Single GPU pass-through Trails

Hello.

This is just me being persistent with the issues of not being able to pass-through a gpu after Linux has loaded up a card. My current distro is KDE Neon 5.8 LTS with kernel 4.8. I am using the nouveau driver because I read something about nvidia proprietary was a PITA when letting it card go. If possible to get input of @wendell that would be great or someone that knows what I could do next.

A previous forum post made was this. It was pointed out that kernel 4.10 and up the feature of virtual GPUs was added. I did some quick research into it, and it seemed as to push in the direction of allowing the use of the integrated GPU. There is more to it, but my intuition told me that it "wasn't" the right path. I am probably wrong but the hassle of setting up a new kernel on my distro would take away the LTS'ness of it.

So far I have reached a point where I cannot continue going forward as I have no idea what to do next. I must point out that the normal method of pass-through has been tried and it works. I followed the steps pointed out in this thread and the VM could be restarted as many times as necessary and still work. I infer from this that my GPU is "resetable friendly."

This are the travels done in the search of 1 gpu for all and all for 1 gpu:

  • Initially I tried to just run the VM with the pci device added in virt-manager. This would just blank the monitor output and render the PC useless. I would have to hard reset to get the machine functional again. SSH works but commands executed don't. The command was virsh start win10-gaming.

  • After this, I came across an article talking about unbinding the GPU before running the VM. This provided some more success, though the success did not reflect on a successful pass-through.
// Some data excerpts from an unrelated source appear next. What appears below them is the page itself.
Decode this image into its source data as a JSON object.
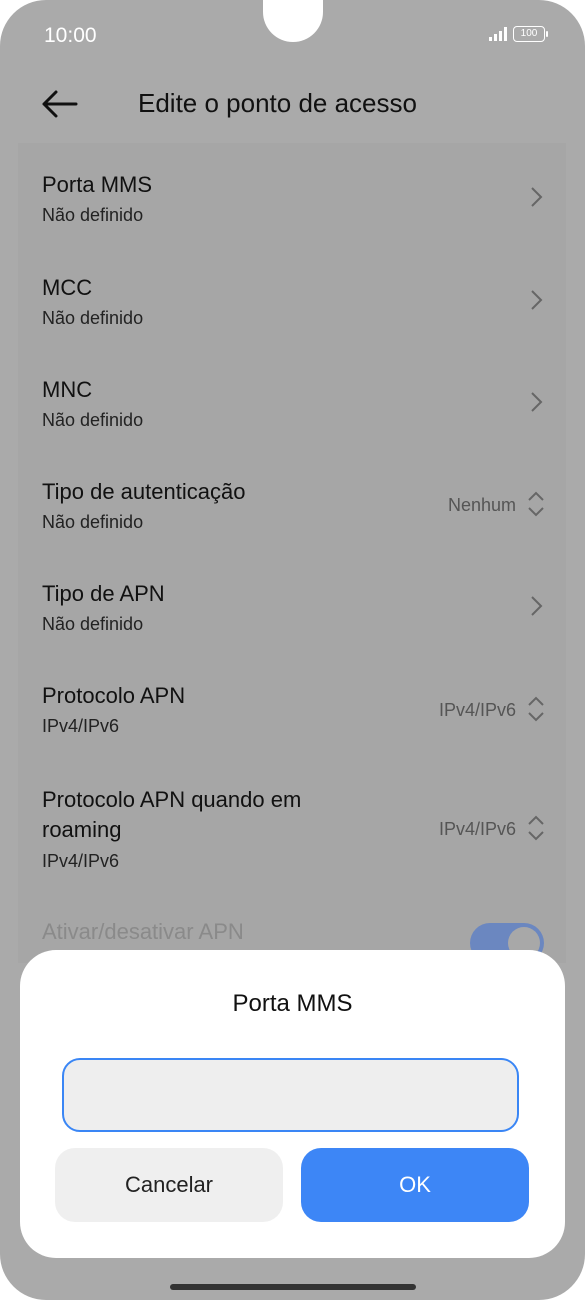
{
  "status_bar": {
    "time": "10:00",
    "battery": "100",
    "icons": [
      "signal-icon",
      "battery-icon"
    ]
  },
  "header": {
    "title": "Edite o ponto de acesso",
    "back_icon": "arrow-left-icon"
  },
  "settings": {
    "items": [
      {
        "title": "Porta MMS",
        "subtitle": "Não definido",
        "control": "chevron-right-icon"
      },
      {
        "title": "MCC",
        "subtitle": "Não definido",
        "control": "chevron-right-icon"
      },
      {
        "title": "MNC",
        "subtitle": "Não definido",
        "control": "chevron-right-icon"
      },
      {
        "title": "Tipo de autenticação",
        "subtitle": "Não definido",
        "value": "Nenhum",
        "control": "updown-icon"
      },
      {
        "title": "Tipo de APN",
        "subtitle": "Não definido",
        "control": "chevron-right-icon"
      },
      {
        "title": "Protocolo APN",
        "subtitle": "IPv4/IPv6",
        "value": "IPv4/IPv6",
        "control": "updown-icon"
      },
      {
        "title_line1": "Protocolo APN quando em",
        "title_line2": "roaming",
        "subtitle": "IPv4/IPv6",
        "value": "IPv4/IPv6",
        "control": "updown-icon"
      },
      {
        "title": "Ativar/desativar APN",
        "toggle_on": true,
        "disabled": true
      }
    ]
  },
  "dialog": {
    "title": "Porta MMS",
    "input_value": "",
    "cancel_label": "Cancelar",
    "ok_label": "OK"
  },
  "colors": {
    "accent": "#3d86f6",
    "scrim": "#aaaaaa",
    "dialog_bg": "#ffffff"
  }
}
I was able to run the VM and still SSH to the PC and undo the process, reverting back to a running system with a desktop environment. This script was used to unbind the GPU, and this was used to rebind it back. The unbind was followed by running the VM, waiting till HDD activity ceased which meant Windows loaded up. Then running virsh shutdown win10-gaming and after shutdown I would rebind the card. I couldn't tell why it wasn't working, until I looked at /var/log/syslog. It was complaining of Invalid PCI ROM header signature: expecting 0xaa55, got 0xffff.

  • This led my hunt down another rabbit hole. I came across another article (Primary GPU workaround) talking about how the GPU bios was being modified such as to simplify its access as it was being loaded up into the system. I felt like I hit jackpot and this was the last step. The /var/log/syslog showed no more issues about ROM, but it just didn't work.

This is as far as I have come and was hoping for some input. Something else I could try. Maybe log into the VM at boot and see its output of Windows devices found, though I don't know how to do this. I gave up by this point as it was late at night as the logs point out.

I understood the concept of the card bios being modified and how it was necessary for the virgin bios which was downloaded of the card with gpu-z on a Windows partition. Still to no avail. I can't find anything that tells me why it doesn't work, logs don't cry nor whine.

I read something that mentioned the possibility of loading the GPU after the system had booted up using the integrated as primary with the objective of avoiding the dGPU bios being mucked around with. I don't remember any more where I saw this. The point behind this was to have the system treat the dGPU as the secondary that could be traded around. I haven't tried this yet because of the hassle, but I suppose a simple script could handle the binding of the dGPU and the discard of the iGPU before loading into the DE.

In retrospect the only reason I reject considering the iGPU as Linux's main is because of the limited outputs in comparison to the surround 3 monitor setup I currently have. And possibly the missing umph.